Il est temps d’arrêter de cacher nos visages. Le championnat marocain est en crise et le derby en est la preuve. Ce comparatif mérite d’être une fête, un rendez-vous incontournable où se conjuguent talent, passion et intensité. Ce n’est aujourd’hui que le reflet amer d’échecs collectifs. A vrai dire, depuis que le championnat marocain s’est autoproclamé “professionnel”, les progrès espérés tardent à se concrétiser. La structure même de nos clubs reste archaïque. La conséquence ? Un football stagnant, incapable de rivaliser avec les standards internationaux. Si le derby de Casablanca continue d’être le théâtre de mascarades, il ne restera bientôt plus que le souvenir amer d’un football qui aurait pu être grand, mais qui a choisi la médiocrité. Peut-on encore relever la barre ? Oui, mais pas sans nous remettre profondément en question.
Il faut dire que c’est une véritable bénédiction que l’équipe nationale ne dépende pas de ce que propose la ligue locale pour atteindre les sommets du football mondial. S’il avait dû s’appuyer sur ce pauvre vivier de joueurs sans ambition ni talent, le Maroc n’aurait jamais espéré briller sur la scène internationale.

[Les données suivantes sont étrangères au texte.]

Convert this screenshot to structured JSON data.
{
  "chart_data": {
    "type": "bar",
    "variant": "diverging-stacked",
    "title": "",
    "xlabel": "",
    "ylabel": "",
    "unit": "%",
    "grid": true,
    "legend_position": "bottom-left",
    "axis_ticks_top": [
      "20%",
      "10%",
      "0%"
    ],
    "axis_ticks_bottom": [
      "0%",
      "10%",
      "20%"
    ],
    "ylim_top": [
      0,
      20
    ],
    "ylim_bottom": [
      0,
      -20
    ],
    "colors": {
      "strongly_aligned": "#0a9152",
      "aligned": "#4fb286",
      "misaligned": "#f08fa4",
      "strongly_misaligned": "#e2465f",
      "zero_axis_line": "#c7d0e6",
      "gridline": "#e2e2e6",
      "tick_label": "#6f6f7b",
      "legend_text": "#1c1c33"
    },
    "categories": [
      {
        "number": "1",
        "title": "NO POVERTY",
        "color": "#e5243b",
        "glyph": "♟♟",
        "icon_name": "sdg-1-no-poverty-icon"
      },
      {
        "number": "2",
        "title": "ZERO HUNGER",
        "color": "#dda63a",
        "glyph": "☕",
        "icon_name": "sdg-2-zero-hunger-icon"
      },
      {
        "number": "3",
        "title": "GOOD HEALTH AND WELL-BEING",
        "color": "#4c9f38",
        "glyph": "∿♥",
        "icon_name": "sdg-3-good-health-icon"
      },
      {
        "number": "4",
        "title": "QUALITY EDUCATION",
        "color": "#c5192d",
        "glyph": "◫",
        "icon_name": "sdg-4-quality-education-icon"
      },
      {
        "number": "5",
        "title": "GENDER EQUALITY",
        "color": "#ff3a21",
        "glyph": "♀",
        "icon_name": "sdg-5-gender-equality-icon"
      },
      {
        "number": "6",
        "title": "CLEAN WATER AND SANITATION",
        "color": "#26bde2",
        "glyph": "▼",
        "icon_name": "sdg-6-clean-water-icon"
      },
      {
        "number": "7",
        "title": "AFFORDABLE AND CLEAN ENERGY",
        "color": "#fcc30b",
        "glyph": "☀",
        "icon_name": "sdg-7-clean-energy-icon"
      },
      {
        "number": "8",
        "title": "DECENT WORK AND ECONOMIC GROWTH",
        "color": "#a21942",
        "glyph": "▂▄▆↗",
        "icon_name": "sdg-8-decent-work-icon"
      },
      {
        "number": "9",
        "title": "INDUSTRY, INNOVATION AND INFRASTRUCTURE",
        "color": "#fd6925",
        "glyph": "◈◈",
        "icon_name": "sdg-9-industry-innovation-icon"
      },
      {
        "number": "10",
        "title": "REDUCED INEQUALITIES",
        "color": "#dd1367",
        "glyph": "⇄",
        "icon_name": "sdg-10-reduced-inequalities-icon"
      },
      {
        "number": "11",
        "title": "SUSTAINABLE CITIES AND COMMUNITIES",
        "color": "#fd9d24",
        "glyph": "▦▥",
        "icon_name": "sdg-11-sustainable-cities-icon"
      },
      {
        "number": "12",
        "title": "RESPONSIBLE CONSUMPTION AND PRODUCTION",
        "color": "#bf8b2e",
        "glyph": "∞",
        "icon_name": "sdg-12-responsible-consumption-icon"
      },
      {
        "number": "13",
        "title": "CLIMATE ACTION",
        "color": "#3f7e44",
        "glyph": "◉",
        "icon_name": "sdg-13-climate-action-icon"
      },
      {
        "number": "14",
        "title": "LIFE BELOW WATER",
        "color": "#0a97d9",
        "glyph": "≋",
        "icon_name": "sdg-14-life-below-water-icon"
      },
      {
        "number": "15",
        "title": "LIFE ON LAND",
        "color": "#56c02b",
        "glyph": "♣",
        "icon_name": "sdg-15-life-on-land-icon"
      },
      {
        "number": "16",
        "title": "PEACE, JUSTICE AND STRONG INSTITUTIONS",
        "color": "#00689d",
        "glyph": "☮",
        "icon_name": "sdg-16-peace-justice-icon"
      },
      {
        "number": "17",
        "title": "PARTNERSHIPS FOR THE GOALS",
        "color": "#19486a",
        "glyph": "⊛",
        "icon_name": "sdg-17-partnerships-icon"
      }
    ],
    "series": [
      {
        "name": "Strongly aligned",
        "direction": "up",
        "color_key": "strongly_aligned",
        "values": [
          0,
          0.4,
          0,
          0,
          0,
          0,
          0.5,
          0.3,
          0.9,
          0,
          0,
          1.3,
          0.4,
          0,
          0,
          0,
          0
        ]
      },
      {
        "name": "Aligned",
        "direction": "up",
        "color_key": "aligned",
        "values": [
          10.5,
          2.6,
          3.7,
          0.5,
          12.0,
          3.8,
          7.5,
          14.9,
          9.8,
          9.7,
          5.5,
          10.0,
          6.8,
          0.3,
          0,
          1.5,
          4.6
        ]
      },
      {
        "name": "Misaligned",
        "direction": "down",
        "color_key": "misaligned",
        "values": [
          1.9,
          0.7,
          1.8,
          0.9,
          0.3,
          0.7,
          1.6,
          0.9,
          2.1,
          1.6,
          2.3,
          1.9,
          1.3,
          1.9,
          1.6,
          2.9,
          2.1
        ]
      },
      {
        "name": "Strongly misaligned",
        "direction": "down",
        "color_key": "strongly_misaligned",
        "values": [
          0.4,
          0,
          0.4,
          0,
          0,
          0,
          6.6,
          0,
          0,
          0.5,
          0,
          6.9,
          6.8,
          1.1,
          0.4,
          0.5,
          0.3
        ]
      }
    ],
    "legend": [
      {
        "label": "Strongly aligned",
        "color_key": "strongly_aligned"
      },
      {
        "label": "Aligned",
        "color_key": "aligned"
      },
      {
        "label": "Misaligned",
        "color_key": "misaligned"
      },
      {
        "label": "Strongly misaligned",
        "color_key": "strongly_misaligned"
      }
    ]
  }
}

Qui pourrait imaginer une sélection compétitive composée de joueurs issus de cette crise, où règnent la médiocrité, l’improvisation et l’amateurisme ? La vérité, aussi dure soit-elle, est que notre gloire internationale repose sur les épaules d’hommes formés ailleurs, dans des structures où la rigueur, l’exigence et la discipline sont la norme. Sans eux, l’équipe nationale n’existerait pas. Nos clubs, en proie à des problèmes de grippe et à une gestion chaotique, peinent à produire des joueurs capables de tenir ne serait-ce qu’un quart d’heure face aux exigences d’un match international.
C’est un constat amer : le football marocain doit sa réussite mondiale à ce que le championnat national ne peut lui offrir. Sans ces joueurs venus de l’extérieur et sans l’Académie Mohammed VI, seule lueur d’espoir, le Maroc n’aurait jamais eu sa place parmi les grandes nations du football. Une réalité brutale qui devrait faire rougir de honte les responsables de ce désastre organisé.